Just a thought, but given the growing population of the planet, if people were able to take this way out then maybe it's a good thing IF they have genuinely had enough. Where that blurs lines though is whether it will ultimately be something older people are pressured into in order to reduce burden on society. It's all very well saying it's her right to decide but the impact of making it widely available does set a precedent that could be abused in the long term. Such a difficult area.


Guest 9 years ago

I think we as a society need to become more practical (and less fearful) about death - it is something that we all have to face, and I can understand that as a palliative care nurse she understood that a good death is the only thing that we can offer those at the end of life.

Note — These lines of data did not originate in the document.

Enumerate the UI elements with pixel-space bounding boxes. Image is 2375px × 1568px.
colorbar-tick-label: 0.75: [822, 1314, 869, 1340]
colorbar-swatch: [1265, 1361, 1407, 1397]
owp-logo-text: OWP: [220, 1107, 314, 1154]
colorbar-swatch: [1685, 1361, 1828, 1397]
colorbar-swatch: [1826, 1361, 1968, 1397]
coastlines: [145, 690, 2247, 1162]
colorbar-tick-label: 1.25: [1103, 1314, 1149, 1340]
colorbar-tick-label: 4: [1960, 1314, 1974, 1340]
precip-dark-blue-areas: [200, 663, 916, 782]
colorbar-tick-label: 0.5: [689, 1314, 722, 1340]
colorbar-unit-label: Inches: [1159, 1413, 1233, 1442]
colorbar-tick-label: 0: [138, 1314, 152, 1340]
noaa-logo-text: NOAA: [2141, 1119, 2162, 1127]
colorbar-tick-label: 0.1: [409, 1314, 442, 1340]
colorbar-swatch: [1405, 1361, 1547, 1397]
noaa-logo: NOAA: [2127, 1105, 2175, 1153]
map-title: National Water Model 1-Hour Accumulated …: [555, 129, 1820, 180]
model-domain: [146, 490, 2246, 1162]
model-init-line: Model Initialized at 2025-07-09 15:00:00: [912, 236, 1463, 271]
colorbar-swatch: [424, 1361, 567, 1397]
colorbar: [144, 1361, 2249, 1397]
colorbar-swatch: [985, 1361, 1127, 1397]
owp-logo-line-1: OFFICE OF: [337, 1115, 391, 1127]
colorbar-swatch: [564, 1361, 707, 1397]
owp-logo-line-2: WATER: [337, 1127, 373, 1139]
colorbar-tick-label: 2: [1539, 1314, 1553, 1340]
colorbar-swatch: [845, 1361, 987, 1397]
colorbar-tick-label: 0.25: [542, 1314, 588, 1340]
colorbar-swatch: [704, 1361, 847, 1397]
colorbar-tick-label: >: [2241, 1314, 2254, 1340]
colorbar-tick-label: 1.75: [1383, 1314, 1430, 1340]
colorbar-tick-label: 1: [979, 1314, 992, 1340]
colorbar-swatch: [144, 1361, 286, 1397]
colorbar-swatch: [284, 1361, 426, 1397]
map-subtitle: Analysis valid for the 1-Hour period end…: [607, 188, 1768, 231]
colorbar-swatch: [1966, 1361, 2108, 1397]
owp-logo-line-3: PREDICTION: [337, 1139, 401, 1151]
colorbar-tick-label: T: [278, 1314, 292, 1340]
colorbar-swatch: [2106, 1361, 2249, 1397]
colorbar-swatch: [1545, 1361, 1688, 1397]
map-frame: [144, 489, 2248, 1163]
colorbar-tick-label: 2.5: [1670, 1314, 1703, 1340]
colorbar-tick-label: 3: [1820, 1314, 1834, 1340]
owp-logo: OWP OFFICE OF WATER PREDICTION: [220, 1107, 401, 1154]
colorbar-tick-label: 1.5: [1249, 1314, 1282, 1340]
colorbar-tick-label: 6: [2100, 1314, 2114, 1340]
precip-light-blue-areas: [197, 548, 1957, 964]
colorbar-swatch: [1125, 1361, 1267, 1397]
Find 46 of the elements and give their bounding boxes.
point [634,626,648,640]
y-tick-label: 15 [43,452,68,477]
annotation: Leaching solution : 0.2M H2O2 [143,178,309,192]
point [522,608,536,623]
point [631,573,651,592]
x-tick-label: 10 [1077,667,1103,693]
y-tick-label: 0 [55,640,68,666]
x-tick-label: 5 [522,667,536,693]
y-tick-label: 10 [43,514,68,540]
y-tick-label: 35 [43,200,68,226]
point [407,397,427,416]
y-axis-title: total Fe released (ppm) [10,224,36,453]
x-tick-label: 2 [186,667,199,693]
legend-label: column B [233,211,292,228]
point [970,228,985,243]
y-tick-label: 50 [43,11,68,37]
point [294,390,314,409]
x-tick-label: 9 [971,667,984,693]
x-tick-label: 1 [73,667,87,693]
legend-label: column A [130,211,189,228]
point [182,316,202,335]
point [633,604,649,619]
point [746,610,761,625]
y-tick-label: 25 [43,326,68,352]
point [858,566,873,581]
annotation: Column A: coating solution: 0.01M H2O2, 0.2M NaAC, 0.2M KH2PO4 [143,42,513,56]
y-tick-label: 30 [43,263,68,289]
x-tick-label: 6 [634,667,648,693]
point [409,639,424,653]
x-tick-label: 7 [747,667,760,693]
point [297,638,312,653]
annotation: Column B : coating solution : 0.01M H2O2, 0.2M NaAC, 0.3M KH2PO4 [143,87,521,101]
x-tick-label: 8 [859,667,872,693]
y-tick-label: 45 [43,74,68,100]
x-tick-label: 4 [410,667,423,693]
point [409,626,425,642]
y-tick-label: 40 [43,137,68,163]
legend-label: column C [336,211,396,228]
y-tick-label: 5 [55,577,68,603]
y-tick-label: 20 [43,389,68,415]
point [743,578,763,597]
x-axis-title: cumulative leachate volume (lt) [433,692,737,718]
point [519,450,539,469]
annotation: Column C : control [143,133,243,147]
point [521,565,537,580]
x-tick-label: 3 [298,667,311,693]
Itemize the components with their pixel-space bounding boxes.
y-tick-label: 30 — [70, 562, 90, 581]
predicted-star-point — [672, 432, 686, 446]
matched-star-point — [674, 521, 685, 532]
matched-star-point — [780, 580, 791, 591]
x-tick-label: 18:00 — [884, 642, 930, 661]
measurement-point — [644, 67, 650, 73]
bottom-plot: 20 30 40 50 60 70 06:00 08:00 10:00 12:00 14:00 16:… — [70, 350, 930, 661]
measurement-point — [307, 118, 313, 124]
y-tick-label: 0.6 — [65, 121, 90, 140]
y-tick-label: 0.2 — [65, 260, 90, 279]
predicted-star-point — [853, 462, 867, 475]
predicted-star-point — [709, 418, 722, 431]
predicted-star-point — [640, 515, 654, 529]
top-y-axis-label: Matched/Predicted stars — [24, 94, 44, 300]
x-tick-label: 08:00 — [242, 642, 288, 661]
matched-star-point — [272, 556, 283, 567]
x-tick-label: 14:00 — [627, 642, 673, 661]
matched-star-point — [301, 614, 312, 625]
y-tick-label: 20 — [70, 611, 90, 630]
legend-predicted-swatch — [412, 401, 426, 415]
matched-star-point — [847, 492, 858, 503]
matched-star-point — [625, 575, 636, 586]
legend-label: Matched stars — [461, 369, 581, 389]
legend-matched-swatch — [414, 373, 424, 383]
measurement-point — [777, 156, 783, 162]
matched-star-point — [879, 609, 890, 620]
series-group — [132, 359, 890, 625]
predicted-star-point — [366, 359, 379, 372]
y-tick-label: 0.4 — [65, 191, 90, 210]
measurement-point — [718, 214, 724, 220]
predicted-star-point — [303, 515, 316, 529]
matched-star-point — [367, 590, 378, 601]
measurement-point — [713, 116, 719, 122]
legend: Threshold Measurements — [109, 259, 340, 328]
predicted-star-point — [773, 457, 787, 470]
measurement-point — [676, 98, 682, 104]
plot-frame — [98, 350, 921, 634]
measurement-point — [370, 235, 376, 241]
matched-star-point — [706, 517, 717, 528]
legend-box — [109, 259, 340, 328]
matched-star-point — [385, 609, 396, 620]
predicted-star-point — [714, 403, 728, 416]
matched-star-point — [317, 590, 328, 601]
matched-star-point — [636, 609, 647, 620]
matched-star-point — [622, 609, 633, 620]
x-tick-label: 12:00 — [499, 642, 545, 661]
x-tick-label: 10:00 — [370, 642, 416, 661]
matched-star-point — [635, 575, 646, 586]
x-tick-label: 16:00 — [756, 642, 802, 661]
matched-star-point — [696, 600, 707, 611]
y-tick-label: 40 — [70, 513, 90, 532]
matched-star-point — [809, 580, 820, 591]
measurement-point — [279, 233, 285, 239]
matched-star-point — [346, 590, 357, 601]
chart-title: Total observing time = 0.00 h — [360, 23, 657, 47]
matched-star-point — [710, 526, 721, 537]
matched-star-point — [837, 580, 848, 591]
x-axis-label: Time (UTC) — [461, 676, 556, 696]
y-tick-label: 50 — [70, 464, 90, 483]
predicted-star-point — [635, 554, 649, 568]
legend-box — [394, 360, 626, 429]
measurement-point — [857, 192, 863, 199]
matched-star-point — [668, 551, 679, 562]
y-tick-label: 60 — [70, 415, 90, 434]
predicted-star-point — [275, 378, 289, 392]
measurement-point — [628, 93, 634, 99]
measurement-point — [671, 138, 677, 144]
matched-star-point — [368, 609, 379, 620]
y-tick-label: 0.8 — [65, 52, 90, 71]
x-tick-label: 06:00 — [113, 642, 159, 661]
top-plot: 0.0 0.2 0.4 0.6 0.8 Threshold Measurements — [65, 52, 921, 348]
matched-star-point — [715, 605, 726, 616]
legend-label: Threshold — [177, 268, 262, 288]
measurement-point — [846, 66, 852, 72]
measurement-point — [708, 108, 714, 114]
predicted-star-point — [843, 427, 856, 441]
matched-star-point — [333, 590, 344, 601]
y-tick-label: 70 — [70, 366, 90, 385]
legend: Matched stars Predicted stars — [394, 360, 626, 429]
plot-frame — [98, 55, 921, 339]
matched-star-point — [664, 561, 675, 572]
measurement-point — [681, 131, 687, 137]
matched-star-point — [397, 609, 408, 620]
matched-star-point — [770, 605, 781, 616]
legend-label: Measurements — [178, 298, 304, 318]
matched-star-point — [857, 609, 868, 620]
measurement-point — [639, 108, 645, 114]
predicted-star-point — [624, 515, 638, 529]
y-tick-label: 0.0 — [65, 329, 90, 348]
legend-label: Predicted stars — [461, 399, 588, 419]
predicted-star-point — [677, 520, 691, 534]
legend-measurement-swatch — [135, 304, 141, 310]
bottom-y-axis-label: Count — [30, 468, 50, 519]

She sounds like she made an informed, considered decision, that her family were well aware of, which I think is the most important thing.

Until you have grown old, and all that is left for you IS the choice of how you would like to die, I don't think any of us can comment.

It was her life, and her death. She chose to do with it what she would.
As a society I think we are becoming far too legislated and the life-at-all-costs mentality (even when it is against the wishes of the one involved), is actually taking away our rights.

Doctors may have years of medical experience and training, and (I should well hope) they know what they are doing.

But one persons opinion (qualified or otherwise) should have no bearing on anothers' life. We should each have the choice to live and die as we choose - "healthy" or otherwise.